In the first six poker games, Susan won $50 each time. In the seventh game, she won $100. Which of these is a reasonable conclusion about Susan's average winnings?
1. She always wins the most money in each game.
2. Her final average winnings would be $63.64.
3. Her average winnings after seven games would be closer to $50 than to $100.
4. Her average winnings after seven games would be closer to $100 than to $50.
5. Her average winnings after seven games would be $66.67.

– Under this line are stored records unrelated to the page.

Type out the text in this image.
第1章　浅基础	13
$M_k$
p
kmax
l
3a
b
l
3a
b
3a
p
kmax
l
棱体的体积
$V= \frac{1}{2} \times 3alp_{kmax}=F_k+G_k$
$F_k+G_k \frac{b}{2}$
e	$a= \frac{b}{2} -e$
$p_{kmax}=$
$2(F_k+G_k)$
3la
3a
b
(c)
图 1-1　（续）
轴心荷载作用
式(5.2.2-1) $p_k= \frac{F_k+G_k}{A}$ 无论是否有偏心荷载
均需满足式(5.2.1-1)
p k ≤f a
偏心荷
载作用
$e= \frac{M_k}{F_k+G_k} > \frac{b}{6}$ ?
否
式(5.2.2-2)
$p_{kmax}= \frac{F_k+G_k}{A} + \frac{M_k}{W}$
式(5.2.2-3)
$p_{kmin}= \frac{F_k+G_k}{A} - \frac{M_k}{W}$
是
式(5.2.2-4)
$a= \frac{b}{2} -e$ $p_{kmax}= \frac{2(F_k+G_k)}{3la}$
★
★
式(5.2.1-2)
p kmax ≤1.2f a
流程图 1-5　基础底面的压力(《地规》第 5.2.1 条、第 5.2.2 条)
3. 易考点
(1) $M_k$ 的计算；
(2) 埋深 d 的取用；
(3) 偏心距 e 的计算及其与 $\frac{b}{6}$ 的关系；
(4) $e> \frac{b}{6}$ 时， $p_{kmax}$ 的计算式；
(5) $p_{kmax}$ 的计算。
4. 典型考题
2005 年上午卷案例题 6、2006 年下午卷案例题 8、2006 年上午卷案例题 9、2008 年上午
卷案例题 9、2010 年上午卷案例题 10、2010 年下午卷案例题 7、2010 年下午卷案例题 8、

To find the average winnings, we need to add up all the winnings and divide by the number of games played. In this case, Susan won $50 in each of the first six games and $100 in the seventh game.
So, the total winnings would be:
$50 + $50 + $50 + $50 + $50 + $50 + $100 = $400
There were seven games played, so to find the average, we divide the total winnings by the number of games:
$400 / 7 = $57.14
Now, let's analyze the options:
1. She always wins the most money in each game.
- This cannot be concluded since we only have information about her winnings in the first seven games, not all games in general.
2. Her final average winnings would be $63.64.
- This is not correct. The correct average is $57.14.
3. Her average winnings after seven games would be closer to $50 than to $100.
- This is not correct. The correct average is closer to $57.14 than to $50.
4. Her average winnings after seven games would be closer to $100 than to $50.
- This is correct. The correct average is closer to $57.14 than to $100.
5. Her average winnings after seven games would be $66.67.
- This is not correct. The correct average is $57.14, not $66.67.